Maria Emilia Mazzolenis, a graduate student studying data science at the Harvard John A. Paulson School of Engineering and Applied Sciences (SEAS), is one of 14 students chosen for the 2023 Design & Technology Program of the Fellowships at Auschwitz for the Study of Professional Ethics (FASPE). Mazzolenis will spend two weeks this summer studying the conduct of design and technology professionals in Nazi-occupied Europe as a way to reflect on ethical issues facing today’s architects, engineers, designers and other technologists.
“By educating students about the causes of the Holocaust and the power of their chosen professions, FASPE seeks to instill a sense of professional responsibility for the ethical and moral choices that the fellows will make in their careers and in their professional relationships,” said David Goldman, FASPE’s founder and chairman.
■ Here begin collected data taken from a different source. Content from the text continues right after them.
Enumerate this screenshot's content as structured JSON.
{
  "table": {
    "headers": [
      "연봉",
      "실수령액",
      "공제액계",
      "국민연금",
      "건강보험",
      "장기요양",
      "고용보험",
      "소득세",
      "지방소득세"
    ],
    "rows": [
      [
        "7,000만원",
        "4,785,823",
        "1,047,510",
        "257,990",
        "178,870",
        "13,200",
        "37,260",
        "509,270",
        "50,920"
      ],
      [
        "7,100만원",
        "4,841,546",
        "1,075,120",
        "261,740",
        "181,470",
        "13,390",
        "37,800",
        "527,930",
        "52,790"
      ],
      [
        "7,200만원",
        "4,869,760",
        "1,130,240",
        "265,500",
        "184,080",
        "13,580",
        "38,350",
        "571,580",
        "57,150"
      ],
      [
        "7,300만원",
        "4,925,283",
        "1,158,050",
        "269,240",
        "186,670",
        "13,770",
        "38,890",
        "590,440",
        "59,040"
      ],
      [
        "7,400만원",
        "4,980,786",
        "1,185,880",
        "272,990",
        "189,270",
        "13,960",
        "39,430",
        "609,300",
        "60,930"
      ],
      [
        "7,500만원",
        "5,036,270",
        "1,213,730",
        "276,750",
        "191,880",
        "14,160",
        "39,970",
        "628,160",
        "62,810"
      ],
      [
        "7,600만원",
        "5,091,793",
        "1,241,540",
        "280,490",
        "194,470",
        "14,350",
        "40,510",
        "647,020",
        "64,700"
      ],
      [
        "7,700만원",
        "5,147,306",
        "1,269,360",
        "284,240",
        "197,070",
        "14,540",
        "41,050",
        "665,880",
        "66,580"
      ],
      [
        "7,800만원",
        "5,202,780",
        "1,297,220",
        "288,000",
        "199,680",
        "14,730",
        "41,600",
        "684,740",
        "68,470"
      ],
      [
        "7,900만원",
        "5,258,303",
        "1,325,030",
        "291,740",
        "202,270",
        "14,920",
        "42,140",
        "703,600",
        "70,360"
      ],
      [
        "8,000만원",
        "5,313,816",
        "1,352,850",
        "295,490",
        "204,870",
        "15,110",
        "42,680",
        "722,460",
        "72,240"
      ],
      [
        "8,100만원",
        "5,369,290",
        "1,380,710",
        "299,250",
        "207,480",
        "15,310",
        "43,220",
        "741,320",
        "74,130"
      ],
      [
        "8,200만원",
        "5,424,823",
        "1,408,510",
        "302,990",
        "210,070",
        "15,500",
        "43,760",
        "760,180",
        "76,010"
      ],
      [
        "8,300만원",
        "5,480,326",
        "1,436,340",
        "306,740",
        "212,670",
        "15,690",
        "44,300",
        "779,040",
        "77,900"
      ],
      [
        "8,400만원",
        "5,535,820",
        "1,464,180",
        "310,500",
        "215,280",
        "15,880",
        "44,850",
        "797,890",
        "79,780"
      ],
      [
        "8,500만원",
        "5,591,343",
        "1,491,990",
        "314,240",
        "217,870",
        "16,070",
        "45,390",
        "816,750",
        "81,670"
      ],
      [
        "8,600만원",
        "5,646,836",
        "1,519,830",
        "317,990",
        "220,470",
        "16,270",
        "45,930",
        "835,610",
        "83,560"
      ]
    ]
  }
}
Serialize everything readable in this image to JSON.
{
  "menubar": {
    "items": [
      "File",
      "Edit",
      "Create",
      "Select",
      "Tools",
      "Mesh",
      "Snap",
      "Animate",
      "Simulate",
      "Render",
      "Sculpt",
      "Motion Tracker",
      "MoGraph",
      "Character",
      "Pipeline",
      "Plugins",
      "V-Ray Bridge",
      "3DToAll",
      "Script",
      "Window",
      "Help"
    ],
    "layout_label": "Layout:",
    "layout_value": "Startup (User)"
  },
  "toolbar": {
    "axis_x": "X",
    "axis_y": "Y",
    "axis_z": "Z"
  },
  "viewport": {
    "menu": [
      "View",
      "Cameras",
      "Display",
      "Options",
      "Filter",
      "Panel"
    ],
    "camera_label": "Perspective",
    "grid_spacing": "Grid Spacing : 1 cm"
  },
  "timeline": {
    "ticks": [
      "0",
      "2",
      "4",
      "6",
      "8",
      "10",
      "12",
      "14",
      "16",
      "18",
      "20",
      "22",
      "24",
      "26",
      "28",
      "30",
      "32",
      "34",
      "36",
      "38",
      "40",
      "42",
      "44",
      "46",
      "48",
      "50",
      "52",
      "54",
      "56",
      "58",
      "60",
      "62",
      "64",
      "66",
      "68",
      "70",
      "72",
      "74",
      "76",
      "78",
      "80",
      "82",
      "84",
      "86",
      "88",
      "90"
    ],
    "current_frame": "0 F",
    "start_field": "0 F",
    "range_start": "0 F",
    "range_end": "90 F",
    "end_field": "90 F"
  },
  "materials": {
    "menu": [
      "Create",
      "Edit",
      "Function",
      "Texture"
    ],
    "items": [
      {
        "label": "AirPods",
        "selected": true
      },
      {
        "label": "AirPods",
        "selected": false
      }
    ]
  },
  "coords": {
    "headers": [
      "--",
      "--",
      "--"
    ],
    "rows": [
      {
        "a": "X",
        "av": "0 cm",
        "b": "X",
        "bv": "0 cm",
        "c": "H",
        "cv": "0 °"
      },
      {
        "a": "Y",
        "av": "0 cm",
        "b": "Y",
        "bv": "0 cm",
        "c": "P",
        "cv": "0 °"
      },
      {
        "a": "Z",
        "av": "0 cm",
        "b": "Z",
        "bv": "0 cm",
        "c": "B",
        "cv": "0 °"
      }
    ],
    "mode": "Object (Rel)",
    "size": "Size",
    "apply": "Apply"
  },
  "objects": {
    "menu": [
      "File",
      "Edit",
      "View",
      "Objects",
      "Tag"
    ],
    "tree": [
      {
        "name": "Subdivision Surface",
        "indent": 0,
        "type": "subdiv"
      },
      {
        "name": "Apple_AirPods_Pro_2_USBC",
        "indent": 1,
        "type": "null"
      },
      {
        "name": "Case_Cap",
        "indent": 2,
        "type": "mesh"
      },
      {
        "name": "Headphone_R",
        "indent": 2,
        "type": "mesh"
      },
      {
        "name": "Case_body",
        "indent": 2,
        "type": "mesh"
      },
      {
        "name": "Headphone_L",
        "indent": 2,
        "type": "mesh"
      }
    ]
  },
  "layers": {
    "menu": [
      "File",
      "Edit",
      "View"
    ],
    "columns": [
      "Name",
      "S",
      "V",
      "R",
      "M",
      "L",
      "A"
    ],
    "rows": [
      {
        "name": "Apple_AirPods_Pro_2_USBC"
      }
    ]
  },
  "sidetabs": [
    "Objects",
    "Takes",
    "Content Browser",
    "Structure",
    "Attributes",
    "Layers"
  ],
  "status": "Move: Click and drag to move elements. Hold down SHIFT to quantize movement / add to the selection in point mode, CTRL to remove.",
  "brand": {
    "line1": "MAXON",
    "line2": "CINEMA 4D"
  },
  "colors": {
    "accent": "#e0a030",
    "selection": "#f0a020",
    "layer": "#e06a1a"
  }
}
Mazzolenis studied economics and psychology as an undergraduate at the University of North Carolina, and has interned at companies such as Capital One, IBM at GE. Her research at SEAS includes collecting and analyzing data on decision-making in in vitro fertilization settings. She was also co-chair of the Graduate Advisory Committee on Diversity, Inclusion, and Leadership in Applied Computation this past semester.
Mary Gray, Faculty Associate at the Harvard Berkman Klein Center for Internet & Society and senior researcher at Microsoft, will co-lead the fellowship, along with University of Michigan associate professor Tawanna Dillahunt.
Now in its thirteenth year, FASPE uses an historical lens to engage graduate students in professional schools as well as early-stage practitioners in six fields: business, journalism, law, design and technology, medicine and seminary.